Again, \(\mathbf{c}^\intercal \mathbf{d}^1 \geqslant 0\) and \(\mathbf{c}^\intercal \mathbf{d}^2 \geqslant 0,\)

so the problem has an optimal solution. In this case, two vertices attain the same minimum value: $\mathbf{x}^1$ and $\mathbf{x}^2$, with

\[\mathbf{c}^\intercal \mathbf{x}^1 = \mathbf{c}^\intercal \mathbf{x}^2 = 0.\]

The set of optimal solutions is:

\[\left\{\lambda\begin{pmatrix}0 \\ 0 \\ 2 \\ 2\end{pmatrix} + (1-\lambda)\begin{pmatrix}2 \\ 0 \\ 4 \\ 0\end{pmatrix}, \;\; \lambda \in [0,1]\right\}.\]

• $\mathbf{c}^\intercal = (1,-1,0,0)$

Since \(\mathbf{c}^\intercal \mathbf{d}^1 \geqslant 0\) and \(\mathbf{c}^\intercal \mathbf{d}^2 \geqslant 0,\)

the problem has an optimal solution. Evaluating the vertices, the minimum is attained at $\mathbf{x}^3$, where \(\mathbf{c}^\intercal \mathbf{x}^3 = -2.\)
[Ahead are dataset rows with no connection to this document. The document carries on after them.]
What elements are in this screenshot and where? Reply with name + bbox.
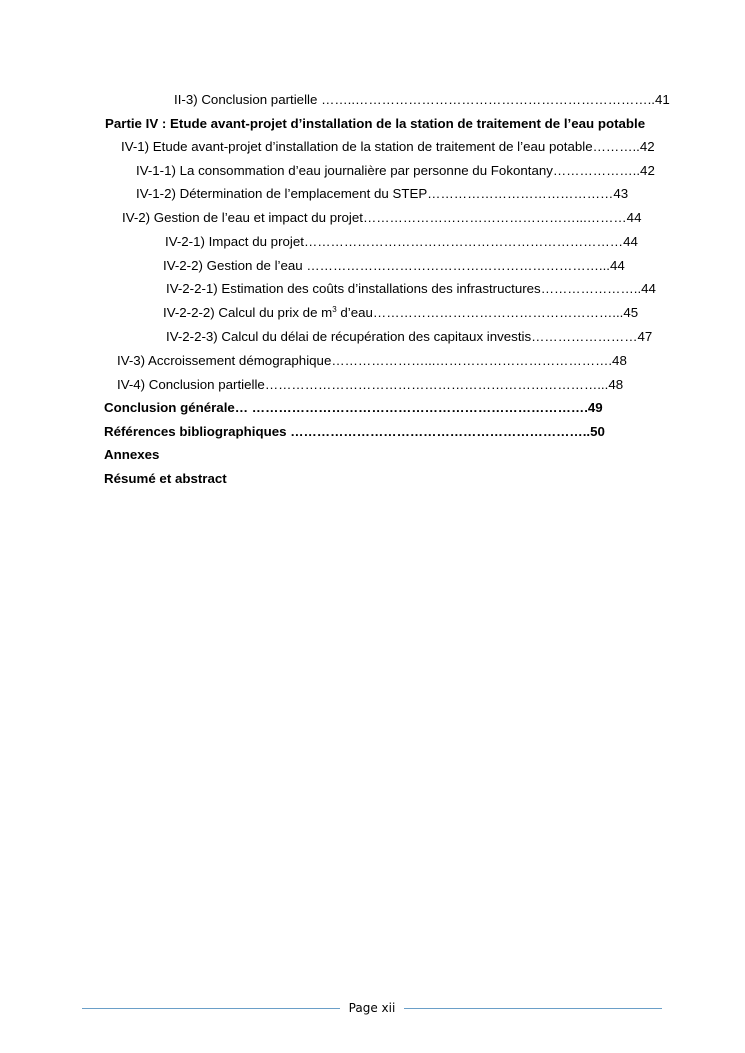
toc-entry-iv-2-2-3: IV-2-2-3) Calcul du délai de récupération des capitaux investis……………………47 — [166, 329, 653, 344]
toc-entry-iv-2-2-2 — [163, 304, 638, 321]
toc-entry-resume: Résumé et abstract — [104, 471, 227, 486]
toc-entry-iv-2-2: IV-2-2) Gestion de l’eau …………………………………………………………...44 — [163, 258, 625, 273]
superscript-cube: 3 — [332, 305, 337, 314]
toc-entry-iv-2-1: IV-2-1) Impact du projet………………………………………………………………44 — [165, 234, 638, 249]
toc-entry-ii-3-conclusion-partielle: II-3) Conclusion partielle ……..…………………………………………………………..41 — [174, 92, 670, 107]
toc-entry-iv-2-2-1: IV-2-2-1) Estimation des coûts d’installations des infrastructures…………………..44 — [166, 281, 656, 296]
toc-heading-partie-iv: Partie IV : Etude avant-projet d’installation de la station de traitement de l’eau potable — [105, 116, 646, 131]
toc-entry-iv-1-2: IV-1-2) Détermination de l’emplacement du STEP……………………………………43 — [136, 186, 629, 201]
page-number: Page xii — [348, 1001, 396, 1015]
toc-entry-iv-2: IV-2) Gestion de l’eau et impact du projet…………………………………………...………44 — [122, 210, 642, 225]
toc-entry-iv-2-2-2-rest: d’eau………………………………………………...45 — [336, 305, 639, 320]
toc-entry-iv-2-2-2-text: IV-2-2-2) Calcul du prix de m — [163, 305, 333, 320]
toc-entry-annexes: Annexes — [104, 447, 160, 462]
toc-entry-iv-3: IV-3) Accroissement démographique…………………...………………………………….48 — [117, 353, 627, 368]
footer-rule-left — [82, 1008, 340, 1009]
toc-entry-references: Références bibliographiques …………………………………………………………..50 — [104, 424, 605, 439]
toc-entry-iv-4: IV-4) Conclusion partielle…………………………………………………………………...48 — [117, 377, 624, 392]
footer-rule-right — [404, 1008, 662, 1009]
toc-entry-conclusion-generale: Conclusion générale… ………………………………………………………………….49 — [104, 400, 603, 415]
toc-entry-iv-1-1: IV-1-1) La consommation d’eau journalière par personne du Fokontany………………..42 — [136, 163, 655, 178]
toc-entry-iv-1: IV-1) Etude avant-projet d’installation de la station de traitement de l’eau potable………..42 — [121, 139, 655, 154]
The set of optimal solutions is:

\[\left\{\begin{pmatrix}0 \\ 2 \\ 0 \\ 6\end{pmatrix} + \mu\begin{pmatrix}1 \\ 1 \\ 0 \\ 1\end{pmatrix}, \;\; \mu \geqslant 0 \right\}.\]

Combinatorics

The combinatorial growth of all possible bases becomes extremely fast. Even for moderate dimensions, such as $n=40$ and $m=20$, we obtain:

\[\binom{40}{20}=137,846,528,820.\]

Although enumerating all extreme points and extreme directions is not practical for large-scale problems due to this combinatorial explosion, the theoretical analysis provides the essential foundations: it reveals the geometric structure of the feasible region, characterizes the possible types of solutions, and ultimately motivates the development of efficient algorithms such as the Simplex method, which exploits precisely these properties.